Former NSW Greens Senator Lee Rhiannon said that the party’s four pillars of social justice, environmental sustainability, grassroots democracy, and peace and non-violence “truly summed up Jack’s world-view”.

“A member of the Communist Party of Australia, Jack spoke up for socialism with a human face. As a member of the Greens Party, he stood as a candidate on a number of occasions and helped strengthen the party’s work with unions.

“In the 1980s, Jack was elected to Sydney City Council. It was to the regret of many that he was never elected to parliament.”

Mundey supported campaigns for the environment and human rights up until his death.

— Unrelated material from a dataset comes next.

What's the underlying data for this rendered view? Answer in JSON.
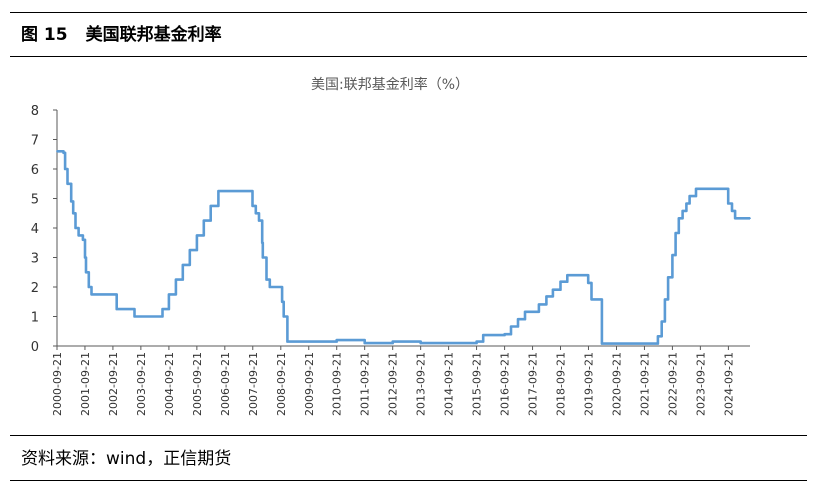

He spoke strongly at rallies in The Rocks in recent years to oppose the sell-off of the iconic Sirius Building, which was built for public housing as a result of the BLF’s campaigns in the 1970s.

Councillor Linda Eisler said that Jack was an active member of the Canterbury Greens and that he and fellow former BLF leader Mick Tubbs and Mundey’s partner Judy “used to hand out all day during elections, at their local booth, Croydon Park Public School”.

Construction, Forestry, Maritime, Mining and Energy Union national secretary Dave Noonan described Mundey as “an inspiration to all unionists and activists”.

Mundey set an example for union leaders that remains critical today as we head into the fight of our lives to preserve and extend union gains in a post COVID-19 recovery.

Mundey combined a deep commitment to workers’ rights and union democracy with a vision of a future ecological and sustainable world. That vision is more essential now than ever before.

As Mundey wrote in his 1981 book The Green Bans and Beyond: “Ecologists with a socialist perspective and socialists with an ecological perspective must form a coalition to tackle the wide-ranging problems relating to human survival … Such survival is based on a way of living in harmony with the rest of nature. My dream and that ... of millions … of others might then come true; a socialist world with a human face, an ecological heart and an egalitarian body.”